The Tigers are heading into the match after a gutsy 2-2 tie at Columbia in their latest effort. After Columbia pulled ahead 2-1 with just over a minute remaining in regulation, it looked like Princeton had been condemned to another heartbreaking loss.
Junior forward Kyle McHugh had other plans, however, scoring with 35 seconds left in the match. Although the Tigers could not pull out the victory in overtime, the team showed that it still has plenty of fight as it finishes out the season. The team is going to need all of that fight to fend off visiting Harvard.
Heading into the match, the Crimson is the hottest team in the Ivy League. The squad has dropped just one league game, to perennial rival Penn at the start of the season, but is currently riding a five-game win streak. After winning two matches in double overtime, proving it can take close games. The Crimson then blew out its next two opponents, scoring at least five goals in each game.

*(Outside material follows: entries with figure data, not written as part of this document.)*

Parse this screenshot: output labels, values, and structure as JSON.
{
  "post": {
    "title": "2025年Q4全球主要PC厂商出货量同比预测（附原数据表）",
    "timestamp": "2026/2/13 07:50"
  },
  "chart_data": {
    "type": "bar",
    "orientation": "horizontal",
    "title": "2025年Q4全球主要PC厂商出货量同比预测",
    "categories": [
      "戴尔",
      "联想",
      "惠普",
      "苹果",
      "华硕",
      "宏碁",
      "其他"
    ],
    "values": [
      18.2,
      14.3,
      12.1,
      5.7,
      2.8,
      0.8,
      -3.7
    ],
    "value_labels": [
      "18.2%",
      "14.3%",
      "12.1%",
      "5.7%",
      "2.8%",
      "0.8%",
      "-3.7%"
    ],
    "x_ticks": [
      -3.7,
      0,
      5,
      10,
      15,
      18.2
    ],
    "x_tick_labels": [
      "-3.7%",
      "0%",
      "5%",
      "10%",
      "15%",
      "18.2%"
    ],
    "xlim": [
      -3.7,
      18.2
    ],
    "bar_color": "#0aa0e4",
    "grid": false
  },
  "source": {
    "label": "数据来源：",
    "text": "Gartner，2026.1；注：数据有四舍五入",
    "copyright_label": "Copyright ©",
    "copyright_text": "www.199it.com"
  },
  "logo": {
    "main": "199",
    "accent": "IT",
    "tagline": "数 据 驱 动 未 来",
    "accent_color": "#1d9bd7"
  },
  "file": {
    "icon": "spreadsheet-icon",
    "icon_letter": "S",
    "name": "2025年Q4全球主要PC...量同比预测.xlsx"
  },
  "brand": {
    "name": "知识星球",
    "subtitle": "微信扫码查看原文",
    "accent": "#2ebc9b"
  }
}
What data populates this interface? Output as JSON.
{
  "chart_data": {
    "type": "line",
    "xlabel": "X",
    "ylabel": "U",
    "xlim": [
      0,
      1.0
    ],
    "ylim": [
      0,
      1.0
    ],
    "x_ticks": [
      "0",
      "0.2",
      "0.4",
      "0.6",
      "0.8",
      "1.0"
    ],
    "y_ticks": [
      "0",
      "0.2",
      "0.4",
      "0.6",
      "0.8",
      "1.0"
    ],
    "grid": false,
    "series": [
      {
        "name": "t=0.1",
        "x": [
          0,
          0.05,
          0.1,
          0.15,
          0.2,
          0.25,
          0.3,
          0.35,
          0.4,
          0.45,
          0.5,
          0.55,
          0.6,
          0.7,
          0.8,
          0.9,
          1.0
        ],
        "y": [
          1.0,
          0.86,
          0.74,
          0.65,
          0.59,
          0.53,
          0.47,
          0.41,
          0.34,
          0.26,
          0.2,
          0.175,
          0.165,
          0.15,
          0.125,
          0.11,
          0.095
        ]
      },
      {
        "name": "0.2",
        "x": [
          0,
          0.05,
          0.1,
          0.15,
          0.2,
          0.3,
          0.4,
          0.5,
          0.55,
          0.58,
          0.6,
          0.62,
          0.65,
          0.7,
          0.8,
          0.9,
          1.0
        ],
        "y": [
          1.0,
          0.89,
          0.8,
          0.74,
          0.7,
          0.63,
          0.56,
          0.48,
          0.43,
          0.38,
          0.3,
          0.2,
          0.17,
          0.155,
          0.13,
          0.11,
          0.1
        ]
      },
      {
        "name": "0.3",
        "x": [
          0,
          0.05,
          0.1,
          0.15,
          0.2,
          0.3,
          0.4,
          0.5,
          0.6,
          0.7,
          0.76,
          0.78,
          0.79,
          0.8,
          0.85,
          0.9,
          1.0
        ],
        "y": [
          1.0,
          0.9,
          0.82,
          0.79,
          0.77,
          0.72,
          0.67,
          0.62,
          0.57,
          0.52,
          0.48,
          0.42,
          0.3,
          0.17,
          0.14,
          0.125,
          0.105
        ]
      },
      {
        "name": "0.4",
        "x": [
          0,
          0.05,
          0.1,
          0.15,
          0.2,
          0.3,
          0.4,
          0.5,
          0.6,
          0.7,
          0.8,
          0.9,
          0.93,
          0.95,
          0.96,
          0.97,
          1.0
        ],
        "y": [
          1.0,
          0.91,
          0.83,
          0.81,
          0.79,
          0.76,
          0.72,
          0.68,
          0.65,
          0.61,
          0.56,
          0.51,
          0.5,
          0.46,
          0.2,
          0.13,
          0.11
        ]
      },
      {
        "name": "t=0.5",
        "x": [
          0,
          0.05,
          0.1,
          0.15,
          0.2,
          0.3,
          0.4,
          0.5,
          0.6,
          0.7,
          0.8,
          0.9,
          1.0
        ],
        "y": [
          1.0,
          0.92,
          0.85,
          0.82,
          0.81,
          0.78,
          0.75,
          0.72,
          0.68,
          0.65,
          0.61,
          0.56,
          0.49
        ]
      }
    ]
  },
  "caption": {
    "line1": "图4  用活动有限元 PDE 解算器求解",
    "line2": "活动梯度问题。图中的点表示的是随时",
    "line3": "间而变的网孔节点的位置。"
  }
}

In other words, the Crimson has the poise to win the close ones and the offensive capacity to turn it into a blowout as well. To top it off, two of those wins came against nationally ranked opponents, and forward Michael Fucito earned National Soccer Player of the Week honors from the Soccer Times.
Last season, the Tigers' 1-1 tie of Harvard ignited a late-season run that featured just two losses in the squad's final seven games. Though the Tigers are meeting the Crimson much later in the season, the team hopes to use the match as a springboard for a strong finale. In order for the Tigers to have any chance of stopping the surging Crimson, they will have to contain Harvard's electric freshman forward Andre Akpan.
Akpan, the Ivy League's leading scorer, has tallied eight goals and 11 assists for 27 points, also the leading figure in the Ivies. To put those figures in perspective, Akpan is also in the top-10 for goals and assists nationally in Division I and is the leader in points for a freshman. Sophomore forward Mike Fucito trails his teammate by just four points. The Crimson is certainly not lacking in firepower.
The Tigers will rely on sophomore goalkeeper Joe Walter and junior defender Matt Kontos to stem the attack. If the Tigers can slow down Harvard's top-two scorers and net a few goals in the process, the team might find itself in same spot as it was in last year, on the brink of an end-of-season run.